Amar hissed, letting out a heavy, defeated sigh. He looked at his exhausted mother, his anger morphing into deep guilt. Not wanting to worry her any further, he reluctantly sat back down, picking up his spoon and forcing himself to eat. "For now... just eat, Haya," he muttered, his chest still heaving.

Haya stood there, completely unsatisfied with the treatment he was receiving. He looked at his mother's forced smile, then at his brother's unyielding face. The confirmation was absolute. Their panic was an explicit confession.

He slowly shook his head.

"Haya!" Amar warned, trying to stop him from walking away.

"Let him be, Amar..." Mom whispered, gently placing a hand on Amar's arm, terrified of the explosive fight that would spark if they continued.

Without another word, Haya turned on his heel and strode out of the dining room. He didn't go back upstairs to his room. Instead, he marched straight toward the front door, snatched his black canvas backpack from the floor tiles where he had dropped it earlier, and stepped out onto the front porch, slamming the heavy wooden door behind him.

They weren't trying to protect him from the dangers outside. They were guarding a bird from leaving its nest.

The night air of Tanjung Karang hit him like a bucket of cold water.

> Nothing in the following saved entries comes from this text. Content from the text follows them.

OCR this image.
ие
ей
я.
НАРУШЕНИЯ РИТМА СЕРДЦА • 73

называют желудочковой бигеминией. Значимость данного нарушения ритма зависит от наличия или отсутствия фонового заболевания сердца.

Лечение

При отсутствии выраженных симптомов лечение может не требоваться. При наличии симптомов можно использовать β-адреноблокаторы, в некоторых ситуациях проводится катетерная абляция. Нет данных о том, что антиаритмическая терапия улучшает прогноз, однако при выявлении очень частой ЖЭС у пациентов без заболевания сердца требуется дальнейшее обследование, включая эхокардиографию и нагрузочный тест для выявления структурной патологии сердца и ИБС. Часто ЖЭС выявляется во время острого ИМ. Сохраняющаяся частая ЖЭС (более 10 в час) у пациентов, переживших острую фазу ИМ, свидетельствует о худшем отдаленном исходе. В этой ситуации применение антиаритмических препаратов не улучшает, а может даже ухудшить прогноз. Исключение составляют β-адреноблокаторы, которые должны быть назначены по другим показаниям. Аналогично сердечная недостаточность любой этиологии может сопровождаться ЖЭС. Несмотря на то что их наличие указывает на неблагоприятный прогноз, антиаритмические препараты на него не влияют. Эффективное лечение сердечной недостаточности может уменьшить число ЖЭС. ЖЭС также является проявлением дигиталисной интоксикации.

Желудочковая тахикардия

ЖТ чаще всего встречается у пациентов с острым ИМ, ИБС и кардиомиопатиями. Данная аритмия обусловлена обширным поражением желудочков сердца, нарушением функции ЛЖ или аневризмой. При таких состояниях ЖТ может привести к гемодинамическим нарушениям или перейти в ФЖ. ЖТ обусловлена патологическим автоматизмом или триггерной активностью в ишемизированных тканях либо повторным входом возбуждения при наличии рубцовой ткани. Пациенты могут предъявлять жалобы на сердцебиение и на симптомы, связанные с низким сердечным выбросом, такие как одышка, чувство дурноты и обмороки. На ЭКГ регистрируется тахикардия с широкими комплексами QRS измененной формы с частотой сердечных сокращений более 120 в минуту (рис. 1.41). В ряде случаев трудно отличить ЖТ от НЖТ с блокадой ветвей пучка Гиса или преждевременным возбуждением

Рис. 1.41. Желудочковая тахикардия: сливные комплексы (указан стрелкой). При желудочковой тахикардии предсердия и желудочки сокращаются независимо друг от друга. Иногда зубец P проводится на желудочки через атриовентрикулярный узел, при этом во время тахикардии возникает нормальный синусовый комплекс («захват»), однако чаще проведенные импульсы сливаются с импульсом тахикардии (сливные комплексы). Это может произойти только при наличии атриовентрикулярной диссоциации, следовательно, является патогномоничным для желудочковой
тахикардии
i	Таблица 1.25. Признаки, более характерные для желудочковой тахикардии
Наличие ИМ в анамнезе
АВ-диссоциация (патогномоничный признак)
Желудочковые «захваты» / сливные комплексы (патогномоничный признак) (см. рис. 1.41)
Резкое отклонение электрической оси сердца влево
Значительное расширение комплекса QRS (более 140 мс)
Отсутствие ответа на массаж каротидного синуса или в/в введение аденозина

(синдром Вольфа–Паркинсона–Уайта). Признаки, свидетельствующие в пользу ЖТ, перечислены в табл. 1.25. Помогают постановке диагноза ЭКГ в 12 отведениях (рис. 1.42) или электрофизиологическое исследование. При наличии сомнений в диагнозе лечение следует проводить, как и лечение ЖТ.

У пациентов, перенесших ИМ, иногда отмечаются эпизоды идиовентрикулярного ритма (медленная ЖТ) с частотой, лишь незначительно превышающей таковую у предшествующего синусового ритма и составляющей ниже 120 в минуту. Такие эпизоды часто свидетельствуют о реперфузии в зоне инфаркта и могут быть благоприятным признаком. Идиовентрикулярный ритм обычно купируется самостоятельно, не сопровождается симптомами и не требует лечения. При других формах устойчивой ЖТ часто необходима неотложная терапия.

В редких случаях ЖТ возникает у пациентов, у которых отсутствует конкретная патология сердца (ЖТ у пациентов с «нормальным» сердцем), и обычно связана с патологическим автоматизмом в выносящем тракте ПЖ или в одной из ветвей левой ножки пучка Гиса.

It was past eight in the evening. The sky was an ink-black void, the stars completely choked out by the heavy, low-hanging clouds rolling in from the sea. The village was quiet, the distant roar of the ocean a faint, rhythmic murmur against the dark plains. The only sound accompanying his heavy breathing was the melancholy chorus of crickets singing in the wild grass.

Haya walked to the edge of the porch steps and collapsed onto the concrete, burying his face in his hands. His mind was spinning in a dark, inescapable loop.

They know, he thought, his chest tightening until it hurt to breathe. They all know exactly what happened. From the beach to the hill. There is a massive secret they are keeping away from me.

He let out a ragged breath, his hands dropping to his lap. He reached into his pocket and pulled out his phone. The screen illuminated his face in a harsh, cold blue light. He opened his messaging app, his thumb hovering over the private group chat with his four friends. He wanted to type, wanted to ask if they remembered anything from eight years ago.

But his thumb froze.

No, his inner voice whispered, a chilling realization settling deep into his gut. If my own family is willing to lock me out of my own head,neither do they , right?

He shoved the phone back into his pocket, his jaw hardening. He couldn't trust human words anymore. The truth wasn't going to be found in a voluntary confession, but maybe, just maybe, there would be a clue they would accidentally slip. Even though there was only a small chance of that happening, he couldn't gamble on it. If he wanted to know why his family had rewritten his reality, he had to find the physical evidence himself.

He stood up, his eyes turning slowly toward the side of the house.

Behind the main residential structure lay the old wooden storage shed—a weathered, single-room building where his late father's old tools, broken furniture, and boxes of ancestral documents were kept under a layer of permanent dust. It was a place Mom rarely visited, claiming the damp air triggered her asthma.

If there was any trace of his childhood—any medical reports, old school files, or police documents—it would be buried there.

Haya stepped off the porch, his boots crunching softly against the gravel as he slunk into the shadows, heading toward the shed.